Por seu turno, Asharaf Hassanein, representante da embaixada do Canadá, um dos financiadores do estudo, reconheceu o esforço colectivo por detrás do inquérito e a necessidade de descentralizar a divulgação dos resultados, para além de destacar o compromisso do governo canadense com a saúde global, sublinhando a importância de estudos como o inCRÓNICA para orientar políticas públicas baseadas em evidências.
“É crucial que esta informação chegue também às comunidades, aos utentes dos serviços de saúde e a outros sectores, como juventude, desporto e educação. Todos têm um papel a desempenhar na promoção de hábitos de vida saudáveis. O Governo do Canadá tem vindo a apoiar o sector da saúde há muitos anos, e estamos felizes por fazer parte desta iniciativa”, disse Hassanein, para quem o inquérito representa um investimento estratégico.

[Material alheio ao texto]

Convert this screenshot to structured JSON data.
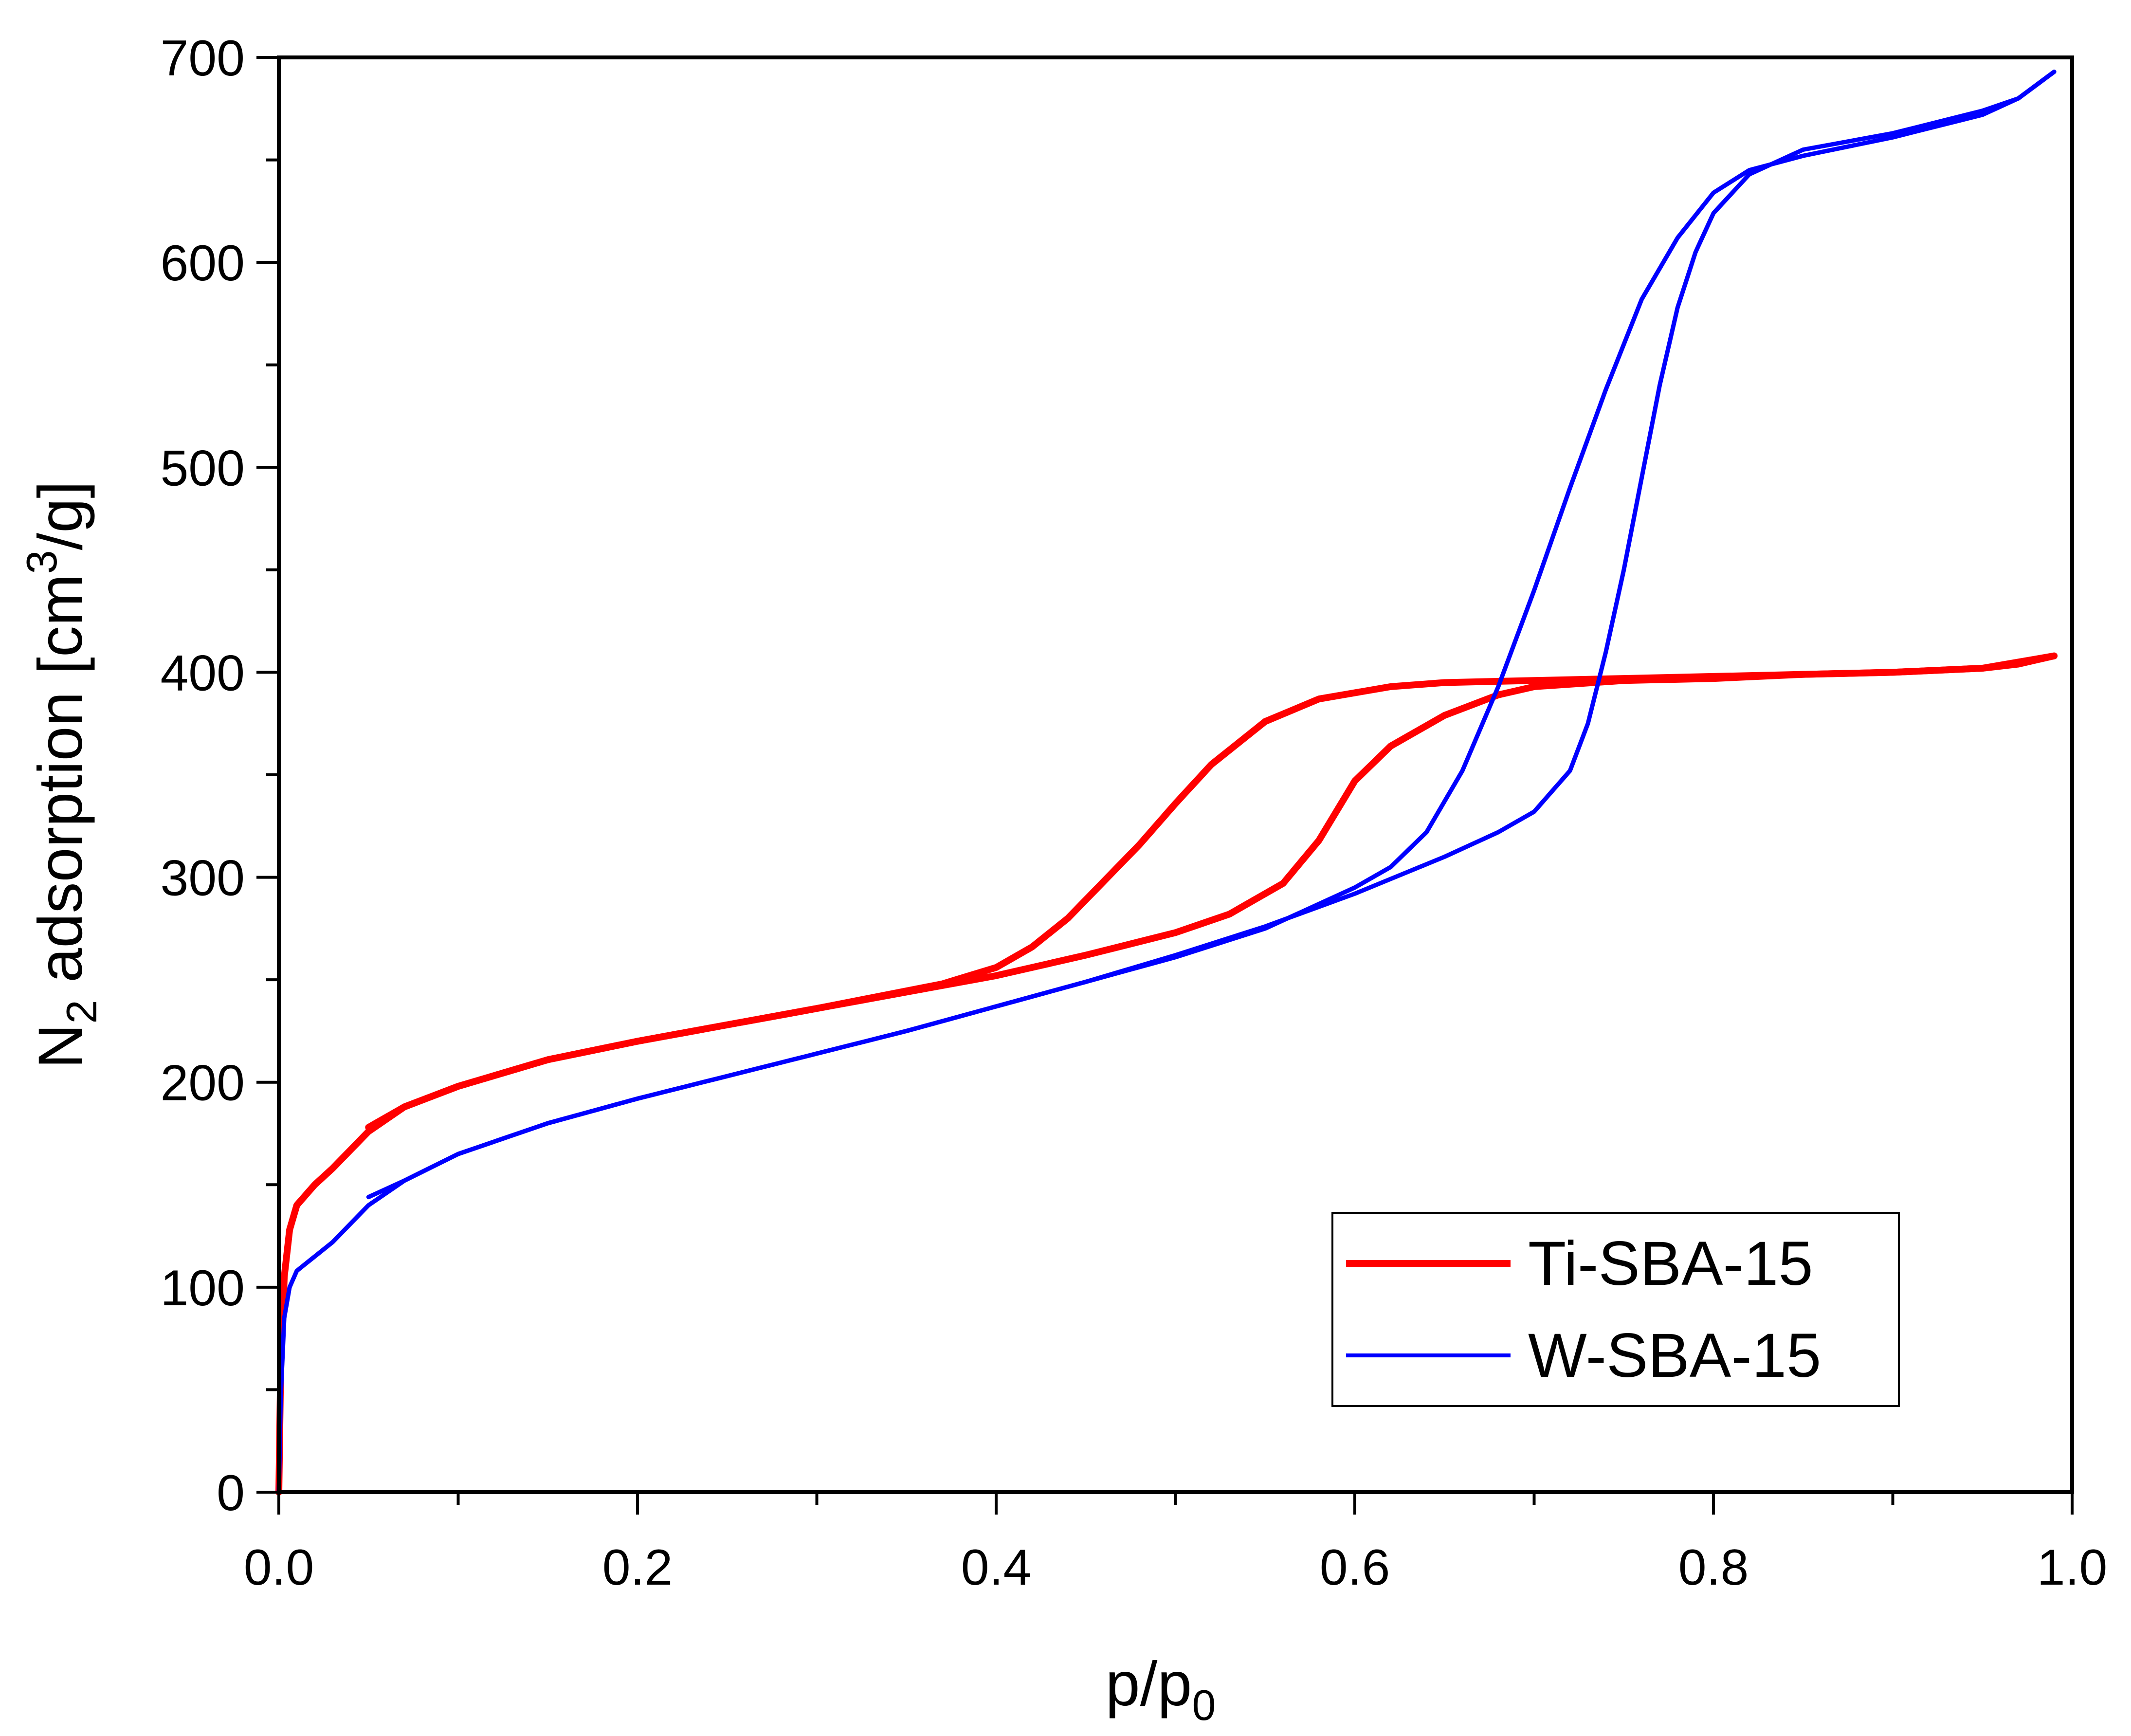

O representante canadense ainda fez questão de elogiar o trabalho do INS e a colaboração entre parceiros nacionais e internacionais.
“Esta é uma amostra de como a ciência, quando bem orientada, pode responder às necessidades do povo. Esperamos que este inquérito leve à melhoria dos serviços, ao reforço das capacidades e ao aumento da resiliência do sistema de saúde moçambicano face às doenças crónicas. Agora que temos os dados, precisamos de garantir que eles sejam utilizados para fazer avançar as políticas públicas. Porque cada estatística representa vidas e é por elas que estamos aqui”, defendeu.
Uma luta que ultrapassa os muros dos horpitais
Para Ana Mucumbi, a luta contra as DCNTs ultrapassa os muros dos hospitais. Urbanismo, transportes, indústria alimentar e educação são áreas estratégicas que podem transformar realidades.
“Este trabalho vai ser feito não apenas com o Ministério da Saúde, que é o sector mais directamente ligado aos resultados, mas também com outros ministérios. Nós temos vários ministérios que podem ajudar a melhorar as intervenções de prevenção e controlo de doenças crónicas. Por exemplo, o sector do transporte, o sector da municipalidade, que facilita a forma como as pessoas podem andar pela estrada, melhores caminhos, espaços para fazer exercício físico, etc. Temos também sectores como o sector comercial, o comércio, tal como restaurantes, padarias que podem diminuir o sal na comida, a venda de produtos processados também pode ser regulamentada”, defendeu Mucumbi.
As próximas etapas envolvem, além da disseminação dos resultados completos, a formulação de políticas públicas baseadas em evidência. O Plano Estratégico Nacional de Prevenção e Controlo de Doenças Crónicas e o Plano de Desenvolvimento de Recursos Humanos em Saúde serão dois documentos-chave a serem actualizados com base neste levantamento.